By: Jon Younger
There’s lots to unpack looking ahead to the freelance revolution in 2023. Let’s get to it.
2023 is a growth year for many freelancers. When hiring pauses, the work continues. Fiverr found 78% of companies will rely on freelancing in 2023 rather than add staff. Post-pandemic remote policies make it easier to integrate freelancers. Critical talent gaps make it necessary. Q3 2022 was tough for marketplaces – uncertainty ignited financial markets – but strong growth is expected in 2023. Freelancing growth is lumpy; the rising tide won’t lift all boats. However, the freelance revolution is ahead of schedule.
More fulltime freelancers. According to MBO Partners, fulltime US freelancing grew 59%, raising the total (21.6m) to one-third of freelancing total! Fulltime growth is huge. Part-timers are problematic for big corporates; 80% of Danish Jelber’s corporate requests specify fulltimers. More fulltimers encourage more enterprises to engage freelancing at scale. Freelancing is supply challenged, not demand challenged.

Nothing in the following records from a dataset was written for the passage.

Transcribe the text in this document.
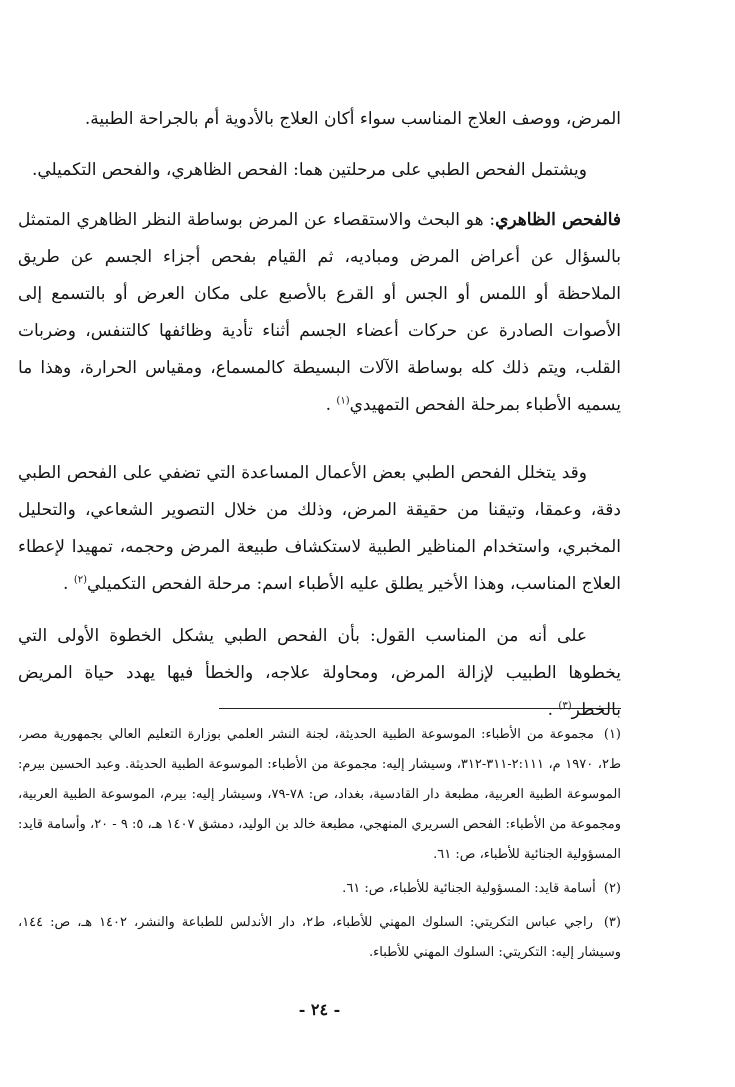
المرض، ووصف العلاج المناسب سواء أكان العلاج بالأدوية أم بالجراحة الطبية.

ويشتمل الفحص الطبي على مرحلتين هما: الفحص الظاهري، والفحص التكميلي.

فالفحص الظاهري: هو البحث والاستقصاء عن المرض بوساطة النظر الظاهري المتمثل بالسؤال عن أعراض المرض ومباديه، ثم القيام بفحص أجزاء الجسم عن طريق الملاحظة أو اللمس أو الجس أو القرع بالأصبع على مكان العرض أو بالتسمع إلى الأصوات الصادرة عن حركات أعضاء الجسم أثناء تأدية وظائفها كالتنفس، وضربات القلب، ويتم ذلك كله بوساطة الآلات البسيطة كالمسماع، ومقياس الحرارة، وهذا ما يسميه الأطباء بمرحلة الفحص التمهيدي$^{(١)}$ .

وقد يتخلل الفحص الطبي بعض الأعمال المساعدة التي تضفي على الفحص الطبي دقة، وعمقا، وتيقنا من حقيقة المرض، وذلك من خلال التصوير الشعاعي، والتحليل المخبري، واستخدام المناظير الطبية لاستكشاف طبيعة المرض وحجمه، تمهيدا لإعطاء العلاج المناسب، وهذا الأخير يطلق عليه الأطباء اسم: مرحلة الفحص التكميلي$^{(٢)}$ .

على أنه من المناسب القول: بأن الفحص الطبي يشكل الخطوة الأولى التي يخطوها الطبيب لإزالة المرض، ومحاولة علاجه، والخطأ فيها يهدد حياة المريض بالخطر$^{(٣)}$ .

(١) مجموعة من الأطباء: الموسوعة الطبية الحديثة، لجنة النشر العلمي بوزارة التعليم العالي بجمهورية مصر، ط٢، ١٩٧٠ م، ٢:١١١-٣١١-٣١٢، وسيشار إليه: مجموعة من الأطباء: الموسوعة الطبية الحديثة. وعبد الحسين بيرم: الموسوعة الطبية العربية، مطبعة دار القادسية، بغداد، ص: ٧٨-٧٩، وسيشار إليه: بيرم، الموسوعة الطبية العربية، ومجموعة من الأطباء: الفحص السريري المنهجي، مطبعة خالد بن الوليد، دمشق ١٤٠٧ هـ، ٥: ٩ - ٢٠، وأسامة قايد: المسؤولية الجنائية للأطباء، ص: ٦١.

(٢) أسامة قايد: المسؤولية الجنائية للأطباء، ص: ٦١.

(٣) راجي عباس التكريتي: السلوك المهني للأطباء، ط٢، دار الأندلس للطباعة والنشر، ١٤٠٢ هـ، ص: ١٤٤، وسيشار إليه: التكريتي: السلوك المهني للأطباء.

- ٢٤ -
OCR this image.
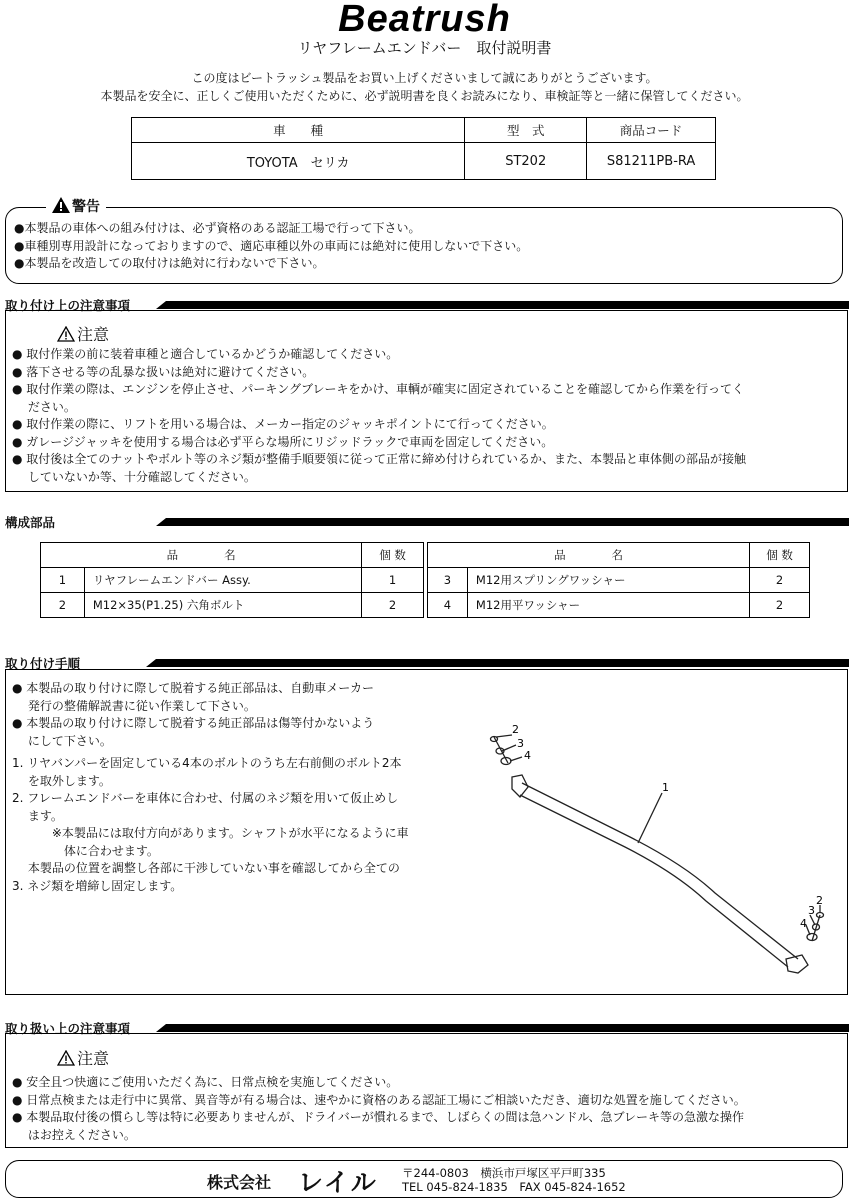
Beatrush
リヤフレームエンドバー　取付説明書
この度はビートラッシュ製品をお買い上げくださいまして誠にありがとうございます。
本製品を安全に、正しくご使用いただくために、必ず説明書を良くお読みになり、車検証等と一緒に保管してください。
車　　種	型　式	商品コード
TOYOTA　セリカ	ST202	S81211PB-RA
警告
●本製品の車体への組み付けは、必ず資格のある認証工場で行って下さい。
●車種別専用設計になっておりますので、適応車種以外の車両には絶対に使用しないで下さい。
●本製品を改造しての取付けは絶対に行わないで下さい。
取り付け上の注意事項
注意
● 取付作業の前に装着車種と適合しているかどうか確認してください。
● 落下させる等の乱暴な扱いは絶対に避けてください。
● 取付作業の際は、エンジンを停止させ、パーキングブレーキをかけ、車輌が確実に固定されていることを確認してから作業を行ってく
　 ださい。
● 取付作業の際に、リフトを用いる場合は、メーカー指定のジャッキポイントにて行ってください。
● ガレージジャッキを使用する場合は必ず平らな場所にリジッドラックで車両を固定してください。
● 取付後は全てのナットやボルト等のネジ類が整備手順要領に従って正常に締め付けられているか、また、本製品と車体側の部品が接触
　 していないか等、十分確認してください。
構成部品
品　　　　名		個 数
1	リヤフレームエンドバー Assy.	1
2	M12×35(P1.25) 六角ボルト	2
品　　　　名		個 数
3	M12用スプリングワッシャー	2
4	M12用平ワッシャー	2
取り付け手順
● 本製品の取り付けに際して脱着する純正部品は、自動車メーカー
　 発行の整備解説書に従い作業して下さい。
● 本製品の取り付けに際して脱着する純正部品は傷等付かないよう
　 にして下さい。
1. リヤバンパーを固定している4本のボルトのうち左右前側のボルト2本
　 を取外します。
2. フレームエンドバーを車体に合わせ、付属のネジ類を用いて仮止めし
　 ます。
　　　 ※本製品には取付方向があります。シャフトが水平になるように車
　　　　 体に合わせます。
　 本製品の位置を調整し各部に干渉していない事を確認してから全ての
3. ネジ類を増締し固定します。
2
3
4
1
2
3
4
取り扱い上の注意事項
注意
● 安全且つ快適にご使用いただく為に、日常点検を実施してください。
● 日常点検または走行中に異常、異音等が有る場合は、速やかに資格のある認証工場にご相談いただき、適切な処置を施してください。
● 本製品取付後の慣らし等は特に必要ありませんが、ドライバーが慣れるまで、しばらくの間は急ハンドル、急ブレーキ等の急激な操作
　 はお控えください。
株式会社 レイル 〒244-0803　横浜市戸塚区平戸町335
TEL 045-824-1835　FAX 045-824-1652
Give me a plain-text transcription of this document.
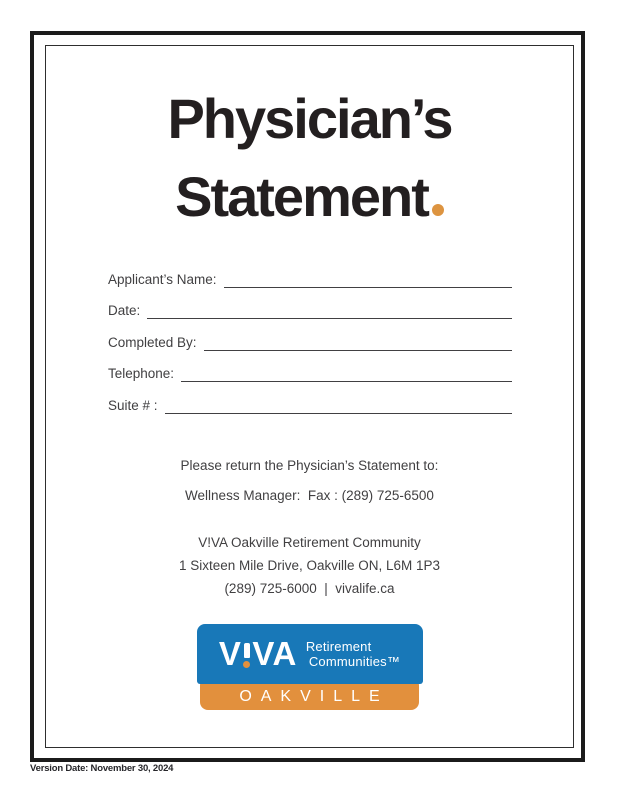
Physician’s
Statement
Applicant’s Name:
Date:
Completed By:
Telephone:
Suite # :
Please return the Physician’s Statement to:
Wellness Manager:  Fax : (289) 725-6500
V!VA Oakville Retirement Community
1 Sixteen Mile Drive, Oakville ON, L6M 1P3
(289) 725-6000  |  vivalife.ca
V VA Retirement
Communities™
OAKVILLE
Version Date: November 30, 2024
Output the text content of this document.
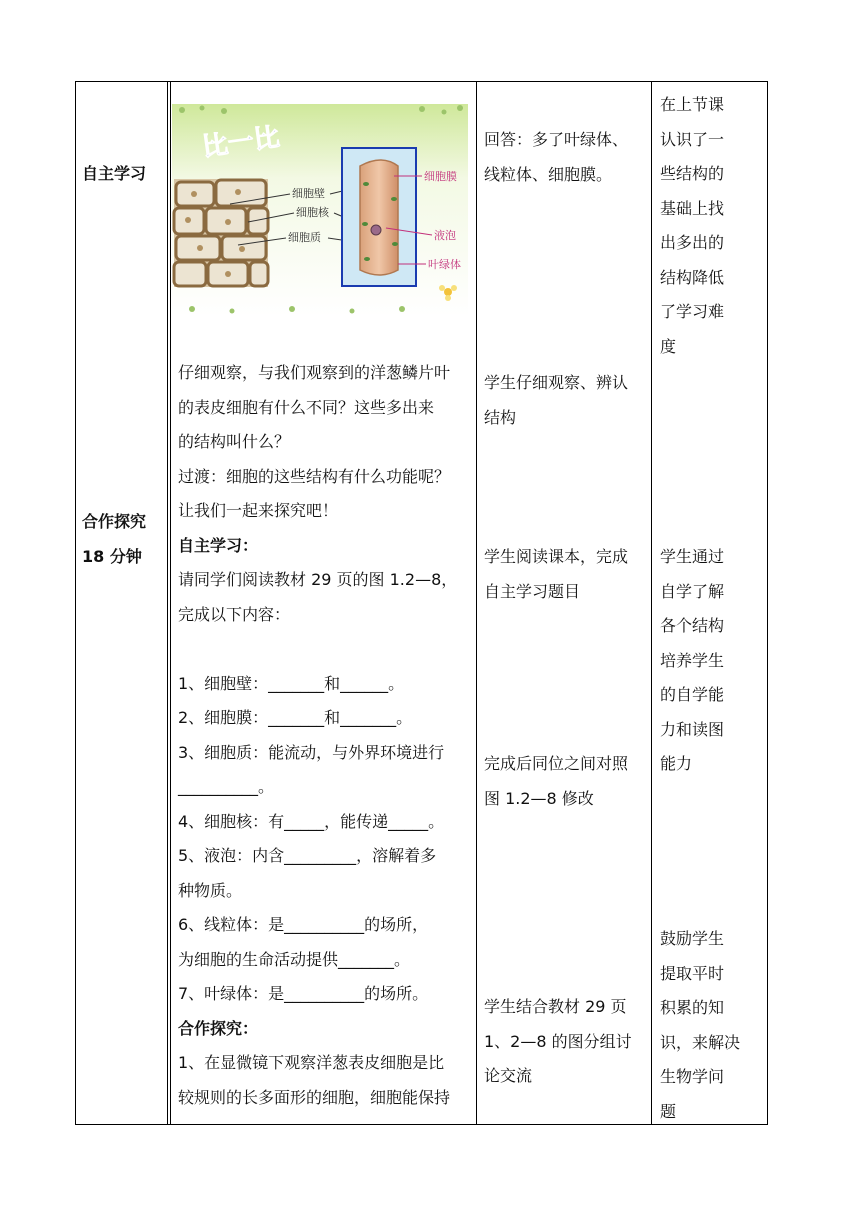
自主学习
合作探究
18 分钟
比一比
细胞壁
细胞核
细胞质
细胞膜
液泡
叶绿体

仔细观察，与我们观察到的洋葱鳞片叶

的表皮细胞有什么不同？这些多出来

的结构叫什么？

过渡：细胞的这些结构有什么功能呢？

让我们一起来探究吧！

自主学习：

请同学们阅读教材 29 页的图 1.2—8，

完成以下内容：

1、细胞壁：_______和______。

2、细胞膜：_______和_______。

3、细胞质：能流动，与外界环境进行

__________。

4、细胞核：有_____，能传递_____。

5、液泡：内含_________，溶解着多

种物质。

6、线粒体：是__________的场所，

为细胞的生命活动提供_______。

7、叶绿体：是__________的场所。

合作探究：

1、在显微镜下观察洋葱表皮细胞是比

较规则的长多面形的细胞，细胞能保持

回答：多了叶绿体、

线粒体、细胞膜。

学生仔细观察、辨认

结构

学生阅读课本，完成

自主学习题目

完成后同位之间对照

图 1.2—8 修改

学生结合教材 29 页

1、2—8 的图分组讨

论交流

在上节课

认识了一

些结构的

基础上找

出多出的

结构降低

了学习难

度

学生通过

自学了解

各个结构

培养学生

的自学能

力和读图

能力

鼓励学生

提取平时

积累的知

识，来解决

生物学问

题
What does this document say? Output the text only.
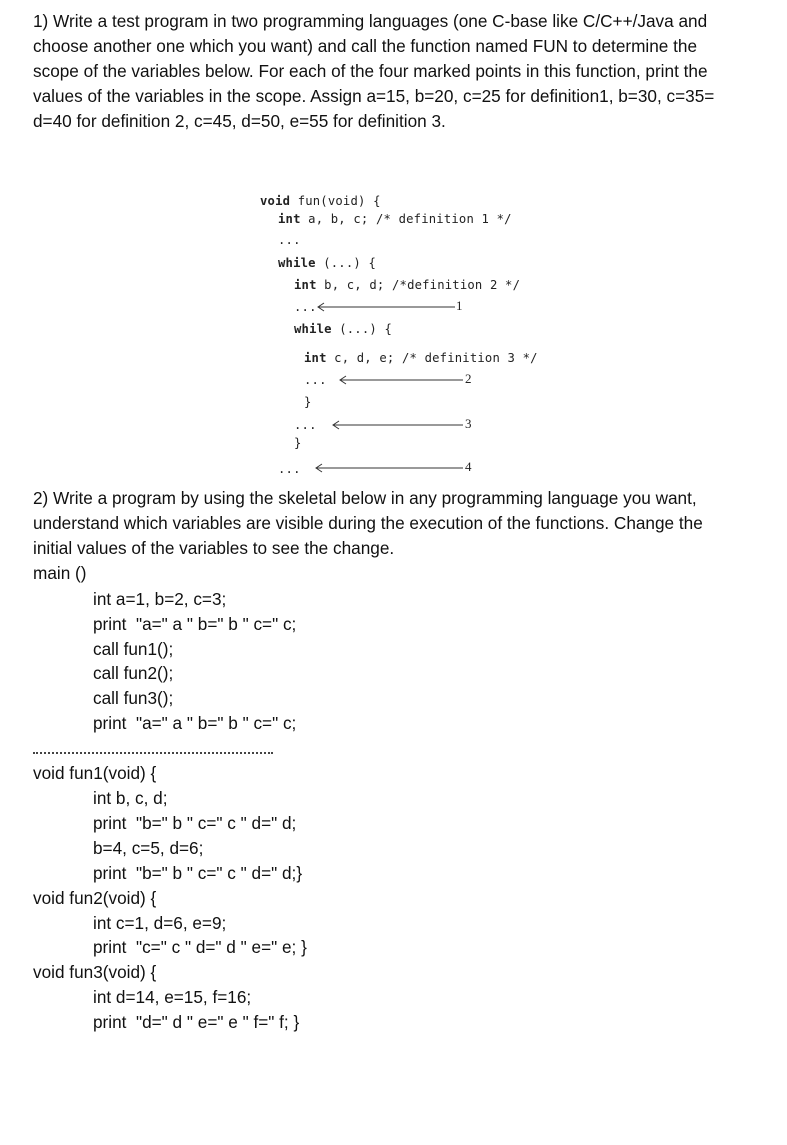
1) Write a test program in two programming languages (one C-base like C/C++/Java and
choose another one which you want) and call the function named FUN to determine the
scope of the variables below. For each of the four marked points in this function, print the
values of the variables in the scope. Assign a=15, b=20, c=25 for definition1, b=30, c=35=
d=40 for definition 2, c=45, d=50, e=55 for definition 3.
void fun(void) {
int a, b, c; /* definition 1 */
...
while (...) {
int b, c, d; /*definition 2 */
...
while (...) {
int c, d, e; /* definition 3 */
...
}
...
}
...
1
2
3
4
2) Write a program by using the skeletal below in any programming language you want,
understand which variables are visible during the execution of the functions. Change the
initial values of the variables to see the change.
main ()
int a=1, b=2, c=3;
print  "a=" a " b=" b " c=" c;
call fun1();
call fun2();
call fun3();
print  "a=" a " b=" b " c=" c;
void fun1(void) {
int b, c, d;
print  "b=" b " c=" c " d=" d;
b=4, c=5, d=6;
print  "b=" b " c=" c " d=" d;}
void fun2(void) {
int c=1, d=6, e=9;
print  "c=" c " d=" d " e=" e; }
void fun3(void) {
int d=14, e=15, f=16;
print  "d=" d " e=" e " f=" f; }
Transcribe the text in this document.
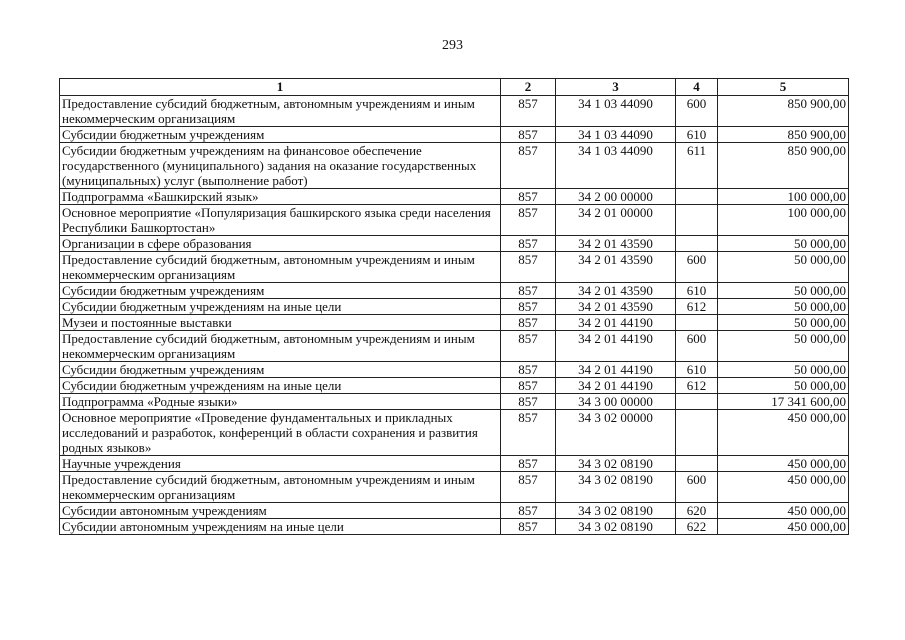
293
1	2	3	4	5
Предоставление субсидий бюджетным, автономным учреждениям и иным некоммерческим организациям	857	34 1 03 44090	600	850 900,00
Субсидии бюджетным учреждениям	857	34 1 03 44090	610	850 900,00
Субсидии бюджетным учреждениям на финансовое обеспечение государственного (муниципального) задания на оказание государственных (муниципальных) услуг (выполнение работ)	857	34 1 03 44090	611	850 900,00
Подпрограмма «Башкирский язык»	857	34 2 00 00000		100 000,00
Основное мероприятие «Популяризация башкирского языка среди населения Республики Башкортостан»	857	34 2 01 00000		100 000,00
Организации в сфере образования	857	34 2 01 43590		50 000,00
Предоставление субсидий бюджетным, автономным учреждениям и иным некоммерческим организациям	857	34 2 01 43590	600	50 000,00
Субсидии бюджетным учреждениям	857	34 2 01 43590	610	50 000,00
Субсидии бюджетным учреждениям на иные цели	857	34 2 01 43590	612	50 000,00
Музеи и постоянные выставки	857	34 2 01 44190		50 000,00
Предоставление субсидий бюджетным, автономным учреждениям и иным некоммерческим организациям	857	34 2 01 44190	600	50 000,00
Субсидии бюджетным учреждениям	857	34 2 01 44190	610	50 000,00
Субсидии бюджетным учреждениям на иные цели	857	34 2 01 44190	612	50 000,00
Подпрограмма «Родные языки»	857	34 3 00 00000		17 341 600,00
Основное мероприятие «Проведение фундаментальных и прикладных исследований и разработок, конференций в области сохранения и развития родных языков»	857	34 3 02 00000		450 000,00
Научные учреждения	857	34 3 02 08190		450 000,00
Предоставление субсидий бюджетным, автономным учреждениям и иным некоммерческим организациям	857	34 3 02 08190	600	450 000,00
Субсидии автономным учреждениям	857	34 3 02 08190	620	450 000,00
Субсидии автономным учреждениям на иные цели	857	34 3 02 08190	622	450 000,00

What about size. The race to build mega talent marketplaces is apparently slowing. Freelancer.com at 58m is in the lead and larger than many countries. But maintaining large platforms is expensive, few platforms are designed to capture network effects, size boasts are often overstated, and typically fewer than 20% of platform members win work through their platform. Harvard’s Michael Porter reminds us there are two basic business strategies: low cost or differentiation. Bigger for bigger’s sake isn’t better.
Freelancer first. More marketplaces are prioritizing the success of freelancers through investments in freelancer intelligence, client intelligence, and operational intelligence. Examples: Uncompany exemplifies operational intelligence, methodically reducing friction points for creatives and clients; Gigged.ai uses automation to simplify project scoping and budgeting. In freelancer intelligence: Toptal.com and Wethos.co offer data-based guidance on pricing; Talmix.com and Onemansupport.com provides access to industry databases; AdevaIT.com schedules monthly “fireside chats” on technical topics; Torc.dev gives Fitbit-like productivity metrics to developers; Beentheredonethat.co shares its strategy methodology with their freelancers. For client intelligence: Catalant has a strong client onboarding process; Uplink.tech offers client’s tips in working with freelancers; Howdy.com regularly reviews progress with key clients of their freelance Latam developers.
Helping first year freelancers ‘start out strong’. 33% of US workers say freelancing is the less risky option. Nevertheless, it’s a challenging transition for many. Only 44% of newbies felt fairly paid, and only 38% thought work deliverables and timelines were realistic. Veteran freelancers are more positive. Education, coaching, and early work with freelance vets makes the transition easier. FreelancerClub.net recently launched ‘Rise, Freelancer’ offering basic education. 10Xmanagement recommends starting with a side-gig.
Consolidation, expansion and specialization. Malt.com acquired Comatch.com. Ollo.is joined Bpool.co. WorkGenius.com merged with JBC.com. Some marketplaces merge, others expand: Norwegian Folq.no is opening in Sweden; Mash is expanding across SE Asia; YunoJuno.com, Worksome.com, and Inex.one are growing sturdy US bases. Specialty marketplaces are succeeding: Lifescihub.com in pharma; Dweet.com in fashion; Fintalent.io in M&A; Cadre in event planning; AceUp.com in executive coaching; artmavens.io in fine arts.
More focus on teams. Proteams.com is growing as companies in Denmark and elsewhere bring on all-freelance teams when internal talent is lacking. German Vicoland.com, French Weem.work, UK’s Itarmi.com, Dutch HelloMaaS.com, Spanish Outvise.com, and US and Romania based Upstackhq.com all curate freelance teams. FLASH, a team-based NPD methodology created by Stanford Engineering is encouraging greater freelance interest and opportunity.
Is your superpower in-demand? Is your expertise in-demand? If so, you will work more regularly, enjoy greater choice, and receive better pay. According to TechRepublic, year-on-year growth is greatest for web programming (43%), web design (31%) and social media marketing (25%). WEF expects revolutionary changes coming in biology, AI, programming, clean technologies, new materials, IoT, and cybersecurity.